Bir aksiliği duygusal çeviklik çerçevesinde yönettiğimizi varsayalım; spekülatif, yanlı, fevri olmaktan ziyade, yalın, objektif ve veriye dayalı bir şekilde değerlendirmek, sonuç çıkarabildiysek, bu yetkinlikten sonraki aşamada artık, proaktif bir şekilde sürecin geleceğine dair yalın öngörülerde bulunmamız çok kolaylaşacaktır. Sonrasındaki önlemleri de kalıcı hale getirebilirsek, işte bu, proaktif davranış olarak adlandırdığımız yetkinliğin ta kendisidir. Hiç bir zaman reaktif kalmamalıyız demek gerçekçi olmayacaktır. Bunun yerine reaktif kaldığımız durumlardan sonra yani "olduktan sonra" da; harekete geçerek, değişkenlere uyum sağlayarak, hazır bulunuşumuzu arttırarak proaktifliğimizi arttırabiliriz.
Proaktif davranıştaki "biran evvellik" diğer bir deyişle "çeviklik" hali, "tez canlılık" hali ile karışmamalıdır.

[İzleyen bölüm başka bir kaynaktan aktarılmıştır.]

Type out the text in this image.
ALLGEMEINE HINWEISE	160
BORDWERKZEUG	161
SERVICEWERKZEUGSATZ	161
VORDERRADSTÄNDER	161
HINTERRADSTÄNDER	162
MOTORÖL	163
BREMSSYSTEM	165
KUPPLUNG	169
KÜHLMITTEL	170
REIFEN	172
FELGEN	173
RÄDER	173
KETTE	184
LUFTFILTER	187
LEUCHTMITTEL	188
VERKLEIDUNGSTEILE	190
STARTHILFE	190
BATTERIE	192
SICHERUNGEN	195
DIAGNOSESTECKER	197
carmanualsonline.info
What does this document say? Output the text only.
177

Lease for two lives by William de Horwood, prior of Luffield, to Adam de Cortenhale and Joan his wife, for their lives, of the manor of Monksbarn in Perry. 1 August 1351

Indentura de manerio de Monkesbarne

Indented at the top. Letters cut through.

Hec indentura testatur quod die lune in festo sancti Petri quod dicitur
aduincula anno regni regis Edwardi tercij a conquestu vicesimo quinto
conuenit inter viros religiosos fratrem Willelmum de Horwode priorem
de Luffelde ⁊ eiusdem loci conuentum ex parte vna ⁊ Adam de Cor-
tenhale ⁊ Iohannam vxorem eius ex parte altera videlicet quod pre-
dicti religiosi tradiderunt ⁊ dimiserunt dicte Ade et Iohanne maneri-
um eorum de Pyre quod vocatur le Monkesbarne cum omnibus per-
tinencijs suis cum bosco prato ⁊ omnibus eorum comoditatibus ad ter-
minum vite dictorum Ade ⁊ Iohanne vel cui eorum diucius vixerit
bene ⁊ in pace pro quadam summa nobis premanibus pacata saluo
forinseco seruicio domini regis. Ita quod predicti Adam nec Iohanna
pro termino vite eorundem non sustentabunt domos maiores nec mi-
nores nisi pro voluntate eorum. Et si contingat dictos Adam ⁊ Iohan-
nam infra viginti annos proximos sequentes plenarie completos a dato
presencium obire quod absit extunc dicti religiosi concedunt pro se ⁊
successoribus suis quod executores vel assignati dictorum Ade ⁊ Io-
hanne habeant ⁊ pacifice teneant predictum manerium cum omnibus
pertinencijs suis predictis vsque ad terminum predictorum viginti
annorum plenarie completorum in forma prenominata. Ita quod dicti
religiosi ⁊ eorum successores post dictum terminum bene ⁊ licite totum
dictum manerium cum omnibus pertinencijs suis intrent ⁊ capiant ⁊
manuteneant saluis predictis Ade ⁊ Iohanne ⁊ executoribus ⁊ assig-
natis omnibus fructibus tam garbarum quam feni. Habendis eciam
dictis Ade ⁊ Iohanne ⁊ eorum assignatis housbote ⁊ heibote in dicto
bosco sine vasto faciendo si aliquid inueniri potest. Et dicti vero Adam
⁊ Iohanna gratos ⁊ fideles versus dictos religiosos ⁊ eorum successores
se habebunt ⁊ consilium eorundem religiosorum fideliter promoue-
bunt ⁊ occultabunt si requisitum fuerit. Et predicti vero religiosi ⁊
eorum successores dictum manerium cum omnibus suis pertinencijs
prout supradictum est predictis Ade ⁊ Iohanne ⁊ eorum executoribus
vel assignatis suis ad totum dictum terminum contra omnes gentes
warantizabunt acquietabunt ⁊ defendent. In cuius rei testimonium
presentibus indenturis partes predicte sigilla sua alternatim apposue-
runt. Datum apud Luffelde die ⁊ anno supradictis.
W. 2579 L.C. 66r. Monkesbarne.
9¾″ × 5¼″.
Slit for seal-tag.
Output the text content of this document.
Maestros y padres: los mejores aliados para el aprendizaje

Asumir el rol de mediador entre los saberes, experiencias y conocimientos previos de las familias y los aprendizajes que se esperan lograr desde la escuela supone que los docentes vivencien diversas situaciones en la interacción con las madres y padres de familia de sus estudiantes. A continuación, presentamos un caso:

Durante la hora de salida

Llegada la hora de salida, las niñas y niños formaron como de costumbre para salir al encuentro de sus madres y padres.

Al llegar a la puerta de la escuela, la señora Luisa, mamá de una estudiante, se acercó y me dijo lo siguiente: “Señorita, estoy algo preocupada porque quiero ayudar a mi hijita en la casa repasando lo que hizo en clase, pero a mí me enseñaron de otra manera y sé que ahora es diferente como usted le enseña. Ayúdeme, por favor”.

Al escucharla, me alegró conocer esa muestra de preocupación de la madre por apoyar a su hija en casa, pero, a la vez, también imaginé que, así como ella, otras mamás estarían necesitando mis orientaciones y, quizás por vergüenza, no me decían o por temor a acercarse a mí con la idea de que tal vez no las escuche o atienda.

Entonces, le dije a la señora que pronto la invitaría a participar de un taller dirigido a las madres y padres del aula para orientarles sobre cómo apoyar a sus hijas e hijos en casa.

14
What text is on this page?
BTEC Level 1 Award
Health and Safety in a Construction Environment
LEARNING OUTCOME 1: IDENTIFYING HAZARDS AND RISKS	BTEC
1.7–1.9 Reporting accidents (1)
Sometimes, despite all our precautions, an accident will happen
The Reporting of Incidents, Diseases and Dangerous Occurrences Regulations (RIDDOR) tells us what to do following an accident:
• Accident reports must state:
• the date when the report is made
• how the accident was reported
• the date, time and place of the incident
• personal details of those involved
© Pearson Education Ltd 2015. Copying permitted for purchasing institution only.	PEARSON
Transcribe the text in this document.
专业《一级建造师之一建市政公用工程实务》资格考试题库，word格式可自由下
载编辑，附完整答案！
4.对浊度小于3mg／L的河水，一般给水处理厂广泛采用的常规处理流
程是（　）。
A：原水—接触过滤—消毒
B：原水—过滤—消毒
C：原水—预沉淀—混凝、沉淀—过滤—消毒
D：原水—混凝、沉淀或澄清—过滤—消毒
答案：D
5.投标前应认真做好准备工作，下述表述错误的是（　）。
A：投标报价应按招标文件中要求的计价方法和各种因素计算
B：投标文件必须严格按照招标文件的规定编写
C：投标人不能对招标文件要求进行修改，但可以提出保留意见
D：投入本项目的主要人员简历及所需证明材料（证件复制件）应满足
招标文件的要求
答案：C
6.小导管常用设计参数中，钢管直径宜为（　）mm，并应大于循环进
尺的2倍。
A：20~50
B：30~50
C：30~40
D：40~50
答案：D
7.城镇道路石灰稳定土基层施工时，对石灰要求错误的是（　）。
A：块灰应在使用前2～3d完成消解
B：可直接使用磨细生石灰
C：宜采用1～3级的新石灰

Aksi taktirde sadece "önden gitme" motivasyonuyla eyleme döktüğümüz davranışlar akut çözümler ya da yeterince işlevi olmayan önlemler olacak bu durum da proaktif davranış tanımını tam da karşılayamayacaktır.
Dikkatinizi çektiyse hem bu yazının konusu olan proaktif davranışın hem de önceki yazılarda bahsettiğimiz duygusal çevikliğin en büyük ortak özelliği, arkası olmayan varsayımlar, spekülasyonlar, önyargılar yerine eldeki somut veriden, daha önceki deneyimlerin yanlı olmayan analizinden yola çıkılmasıdır.
Evet, aksilik oldu ! ancak uzun süreli duraksamadık hemen pes de etmedik ! doğru ve yansız değerlendirdik, kişi bazlı değil süreç bazlı değerlendirdik ve ortaya bir sonuç çıktı yani duygusal manada çevik olduk peki ya sonra ? Artık riskin ne olduğuna dair bir verimiz var, temeli olmayan varsayımlar yerine obektif ve veriye dayalı bir sonuç çıktısı elde ettik zaten doğal olarak, alınacak önlemin ne olduğu da ortaya çıkmış oldu. Süreçten, veriden emin olmak iş hayatımızda bize daha özgüvenli olmayı, doğru ve yerinde insiyatif alabilmeyi sağlayacaktır. Proaktif birey olabilen çalışan, sadece riskleri görmek ve hızlı çevik önlemler alabilmekle kalmayacak, olası pozitif fırsatları da öngörebilecek, atılım yapabilecektir. Tabiki bütüne bakıldığında bu durum çalışma hayatında kendi kendini besleyen ve sürekliliği olan bir performansı mümkün kılacaktır. Ayrıca pozitif psikolojik sermayeye katkıda buluncak, yetkin bir çalışan olma yolunda büyük bir fırsat olacaktır.